Flower Pesto

Hello all, Amy here with Marjorie and a pile of nasturtiums, pansies and sage flowers from her garden! So many edible flowers, and so much inspiration!

Basil leaf pesto is stunningly beautiful and a taste sensation, so what would pesto made with flowers look like? And taste like???

We started by picking the little purple flowers from garden sage. Then we mashed them with garlic, pine nuts, salt and olive oil.

The taste of sage was warming and delicious but not overpowering like sage leaves or even basil leaves.

So we hollowed little cherry tomatoes, filled with goat cheese or coconut yogurt, and topped with our little pesto experiment. Success! (in four unforgettable bites…)

 

Next up was flowers from Marjorie’s spring crop of nasturtiums, their days numbered with the increasingly hot and dry weather.

This batch started with a bright chiltepin or two.

 

 

Then garlic, pine nuts, salt, olive oil and nasturtiums.

Peppery, bright, and sooooo worth all the fuss!!!!

To serve this pesto, we scooped it into whole nasturtiums, again with a bit of goat cheese or coconut yogurt. (These are diary free and vegan, but don’t tell anyone unless they need to know, because they aren’t lacking anything!)

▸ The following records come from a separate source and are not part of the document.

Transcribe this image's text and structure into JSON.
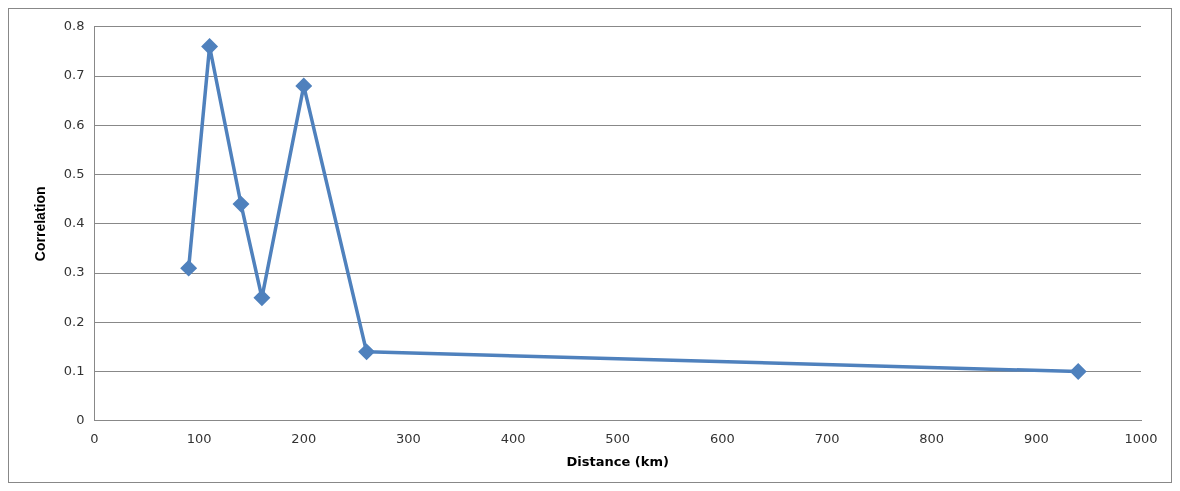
{
  "chart_data": {
    "type": "line",
    "xlabel": "Distance (km)",
    "ylabel": "Correlation",
    "x": [
      90,
      110,
      140,
      160,
      200,
      260,
      940
    ],
    "series": [
      {
        "color": "#4f81bd",
        "values": [
          0.31,
          0.76,
          0.44,
          0.25,
          0.68,
          0.14,
          0.1
        ]
      }
    ],
    "xlim": [
      0,
      1000
    ],
    "xticks": [
      0,
      100,
      200,
      300,
      400,
      500,
      600,
      700,
      800,
      900,
      1000
    ],
    "ylim": [
      0,
      0.8
    ],
    "yticks": [
      0,
      0.1,
      0.2,
      0.3,
      0.4,
      0.5,
      0.6,
      0.7,
      0.8
    ],
    "grid": "y",
    "legend": false,
    "marker": "diamond",
    "line_style": "solid"
  }
}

Enjoy with tea and friends.

(Happy birthday, Marjorie!)

4 thoughts on “Flower Pesto

  1. I have nasturtiums still growing and I’ve been wondering how else to use them other than putting the flowers atop salads. I think I’m going to put some of the leaves in the mix too. There isn’t much left in my garden since the too-high-for-May temps, but the nasturtiums are still hanging in.